Des jouets différenciés dès un an, des écarts marqués à deux ans
Dès leur première année, les enfants disposent de jouets largement différenciés selon leur sexe. À deux ans, les pratiques ludiques des filles et des garçons sont déjà marquées par des écarts significatifs. Ainsi, 81 % des filles jouent fréquemment à la poupée, contre seulement 24 % des garçons, tandis que 89 % des garçons jouent avec des petites voitures, contre 35 % des filles . Des activités comme le dessin (pratiqué par 73 % des filles contre 58 % des garçons) ou les jeux de balle (76 % des garçons contre 57 % des filles) présentent des écarts moins prononcés. Ces différences révèlent des pratiques genrées dès le plus jeune âge. Elles sont observées dans toutes les classes sociales.

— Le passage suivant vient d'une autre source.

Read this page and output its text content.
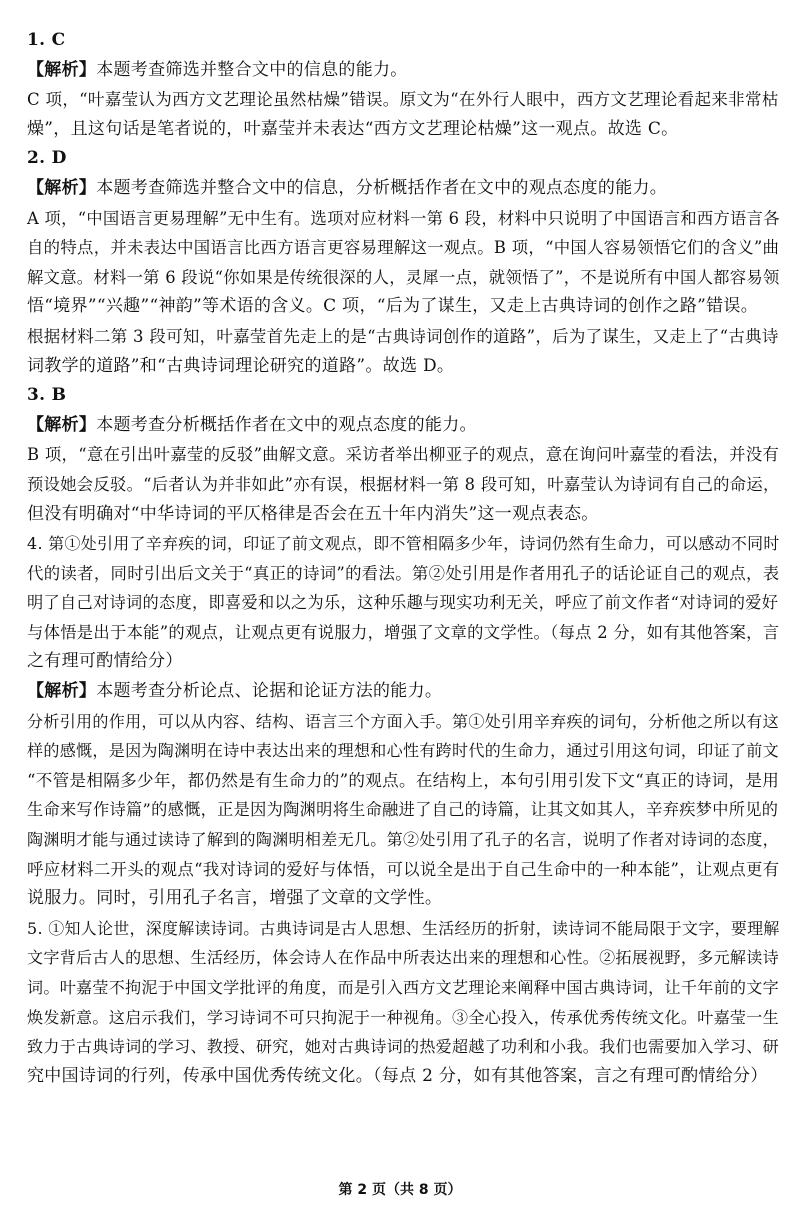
1. C
【解析】本题考查筛选并整合文中的信息的能力。
C 项，“叶嘉莹认为西方文艺理论虽然枯燥”错误。原文为“在外行人眼中，西方文艺理论看起来非常枯
燥”，且这句话是笔者说的，叶嘉莹并未表达“西方文艺理论枯燥”这一观点。故选 C。
2. D
【解析】本题考查筛选并整合文中的信息，分析概括作者在文中的观点态度的能力。
A 项，“中国语言更易理解”无中生有。选项对应材料一第 6 段，材料中只说明了中国语言和西方语言各
自的特点，并未表达中国语言比西方语言更容易理解这一观点。B 项，“中国人容易领悟它们的含义”曲
解文意。材料一第 6 段说“你如果是传统很深的人，灵犀一点，就领悟了”，不是说所有中国人都容易领
悟“境界”“兴趣”“神韵”等术语的含义。C 项，“后为了谋生，又走上古典诗词的创作之路”错误。
根据材料二第 3 段可知，叶嘉莹首先走上的是“古典诗词创作的道路”，后为了谋生，又走上了“古典诗
词教学的道路”和“古典诗词理论研究的道路”。故选 D。
3. B
【解析】本题考查分析概括作者在文中的观点态度的能力。
B 项，“意在引出叶嘉莹的反驳”曲解文意。采访者举出柳亚子的观点，意在询问叶嘉莹的看法，并没有
预设她会反驳。“后者认为并非如此”亦有误，根据材料一第 8 段可知，叶嘉莹认为诗词有自己的命运，
但没有明确对“中华诗词的平仄格律是否会在五十年内消失”这一观点表态。
4. 第①处引用了辛弃疾的词，印证了前文观点，即不管相隔多少年，诗词仍然有生命力，可以感动不同时
代的读者，同时引出后文关于“真正的诗词”的看法。第②处引用是作者用孔子的话论证自己的观点，表
明了自己对诗词的态度，即喜爱和以之为乐，这种乐趣与现实功利无关，呼应了前文作者“对诗词的爱好
与体悟是出于本能”的观点，让观点更有说服力，增强了文章的文学性。（每点 2 分，如有其他答案，言
之有理可酌情给分）
【解析】本题考查分析论点、论据和论证方法的能力。
分析引用的作用，可以从内容、结构、语言三个方面入手。第①处引用辛弃疾的词句，分析他之所以有这
样的感慨，是因为陶渊明在诗中表达出来的理想和心性有跨时代的生命力，通过引用这句词，印证了前文
“不管是相隔多少年，都仍然是有生命力的”的观点。在结构上，本句引用引发下文“真正的诗词，是用
生命来写作诗篇”的感慨，正是因为陶渊明将生命融进了自己的诗篇，让其文如其人，辛弃疾梦中所见的
陶渊明才能与通过读诗了解到的陶渊明相差无几。第②处引用了孔子的名言，说明了作者对诗词的态度，
呼应材料二开头的观点“我对诗词的爱好与体悟，可以说全是出于自己生命中的一种本能”，让观点更有
说服力。同时，引用孔子名言，增强了文章的文学性。
5. ①知人论世，深度解读诗词。古典诗词是古人思想、生活经历的折射，读诗词不能局限于文字，要理解
文字背后古人的思想、生活经历，体会诗人在作品中所表达出来的理想和心性。②拓展视野，多元解读诗
词。叶嘉莹不拘泥于中国文学批评的角度，而是引入西方文艺理论来阐释中国古典诗词，让千年前的文字
焕发新意。这启示我们，学习诗词不可只拘泥于一种视角。③全心投入，传承优秀传统文化。叶嘉莹一生
致力于古典诗词的学习、教授、研究，她对古典诗词的热爱超越了功利和小我。我们也需要加入学习、研
究中国诗词的行列，传承中国优秀传统文化。（每点 2 分，如有其他答案，言之有理可酌情给分）
第 2 页（共 8 页）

L’impact des fratries : quand les aînés influencent les cadets
L’étude met en lumière le rôle clé des fratries mixtes dans la réduction des stéréotypes genrés de jeux. Les garçons cadets ayant une ou des sœurs aînées jouent à la poupée à hauteur de 33 %, contre seulement 9 % pour ceux ayant uniquement des frères. Les filles cadettes ayant des frères aînés sont 46 % à jouer aux petites voitures quasi quotidiennement, contre 26 % pour celles ayant uniquement des sœurs . Cet « effet d’entraînement » est amplifié lorsque les aînés jouent régulièrement avec les plus jeunes.
Le rôle des pères et des mères : des influences différenciées
Les parents, et les mères davantage que les pères, jouent un rôle non négligeable dans la diversification des pratiques ludiques des enfants. Les garçons dont la mère participe activement à leurs jeux sont 7 points de pourcentage plus nombreux à s’intéresser aux poupées, tandis que les filles augmentent de 8 points leur intérêt pour les petites voitures lorsqu’elles jouent régulièrement avec leur mère Ces interactions parent-enfant influencent les pratiques genrées mais leur influence est moindre que celle des grands frères et sœurs.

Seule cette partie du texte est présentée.